07/09/2014

Interactions entre conflits internationaux et non-internationaux

Interactions entre conflits internationaux et non-internationaux

C'est le sujet de la prochaine Table Ronde sur le droit international humanitaire qui se tiendra à San Remo du jeudi 3 au samedi 5 septembre 2015, organisée conjointement par l'IIDH (www.iihl.org) et le CICR (www.cicr.org).

La distinction classique entre guerres internationales et guerres civiles semble maintenant mise à mal par les conflits contemporains, qui ne sont pas, comme on le prétend trop souvent, que des conflits internes : la plupart des conflits sont maintenant des conflits internationaux déguisés entre Etats qui suscitent, entraînent, arment, financent et dirigent à distances des milices. L'Ukraine, la Syrie, l'Irak, le Congo e  sont des exemples, aux conséquences humanitaires considérables.
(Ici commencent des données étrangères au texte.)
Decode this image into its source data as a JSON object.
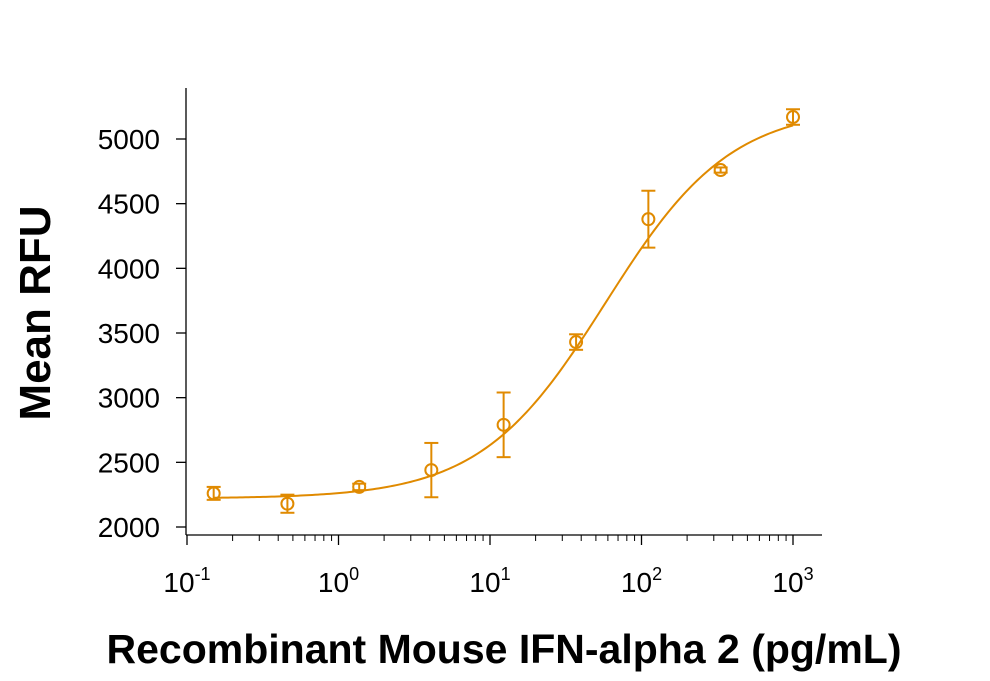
{
  "chart_data": {
    "type": "scatter",
    "xlabel": "Recombinant Mouse IFN-alpha 2 (pg/mL)",
    "ylabel": "Mean RFU",
    "x_scale": "log",
    "xlim": [
      0.1,
      1000
    ],
    "ylim": [
      2000,
      5200
    ],
    "x_ticks": [
      {
        "base": "10",
        "exp": "-1",
        "value": 0.1
      },
      {
        "base": "10",
        "exp": "0",
        "value": 1
      },
      {
        "base": "10",
        "exp": "1",
        "value": 10
      },
      {
        "base": "10",
        "exp": "2",
        "value": 100
      },
      {
        "base": "10",
        "exp": "3",
        "value": 1000
      }
    ],
    "y_ticks": [
      2000,
      2500,
      3000,
      3500,
      4000,
      4500,
      5000
    ],
    "grid": false,
    "color": "#E08A00",
    "series": [
      {
        "points": [
          {
            "x": 0.15,
            "y": 2260,
            "err": 50
          },
          {
            "x": 0.46,
            "y": 2180,
            "err": 70
          },
          {
            "x": 1.37,
            "y": 2310,
            "err": 25
          },
          {
            "x": 4.1,
            "y": 2440,
            "err": 210
          },
          {
            "x": 12.3,
            "y": 2790,
            "err": 250
          },
          {
            "x": 37,
            "y": 3430,
            "err": 60
          },
          {
            "x": 111,
            "y": 4380,
            "err": 220
          },
          {
            "x": 333,
            "y": 4760,
            "err": 20
          },
          {
            "x": 1000,
            "y": 5170,
            "err": 60
          }
        ],
        "fit": {
          "model": "4PL",
          "bottom": 2220,
          "top": 5250,
          "ec50": 58,
          "hill": 1.05
        }
      }
    ]
  }
}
Il est temps de lever ce "brouillard de la guerre" ("fog of war") et de clarifier non seulement les qualifications des conflits et des parties qui s'affrontent mais bien plus encore la responsabilité ("accountability") des Etats Parties aux Conventions de Genève de 1949 : les Etats Parties ( tous, car les Conventions de 1949 sont universellement ratifiées ) ont en effet la responsabilité de les "respecter et faire respecter en toutes circonstances".

Double responsabilité :

- "respecter", individuellement;

- "faire respecter", collectivement.

Cette responsabilité collective comporte à son tour deux volets:

- une obligation d'abstention : ne pas encourager des violations. C'est ce que la Cour Internationale de Justice, en 1986, avait affirmé dans l'Affaire Nicaragua, face aux Etats-Unis, dont certains services spéciaux soutenaient et entraînaient des "contras" en leur donnant des instructions contraires au droit humanitaire. Suivez mon regard et cherchez des exemples concrets dans l'actualité d'aujourd'hui...

- une obligation d'action : agir pour faire cesser les violations ( en gros, crimes de guerre...). C'est encore la Cour Internationale de La Haye qui avait affirmé cette obligation dans son Arrêt consultatif de 2004 (dix ans déjà...) sur le Mur israélien construit  en territoire palestinien. Ici encore l'actualité du Proche-Orient devrait donner matière à parallèle et à action, si possible en conformité avec la Charte des Nations Unies (autorisation du Conseil de Sécurité) et en respectant le droit humanitaire (protection des civils, des hôpitaux, du personnel humanitaire, des prisonniers).

Cette Table Ronde s'inscrira aussi dans la perspective de la Conférence internationale de la Croix-Rouge et du Croissant-Rouge qui se tiendra à Genève en novembre 2015.

Elle se tiendra aussi l'année anniversaire de la Charte des Nations Unies, qui devrait être la colonne vertébrale du droit international public et qui mériterait aussi quelques réflexions pour qu'elle reste encore un cadre vivant facilitant la coopération internationale.

Genève pourra certainement contribuer à cette réflexion et héberger quelques réunions à cet effet. Nous en reparlerons.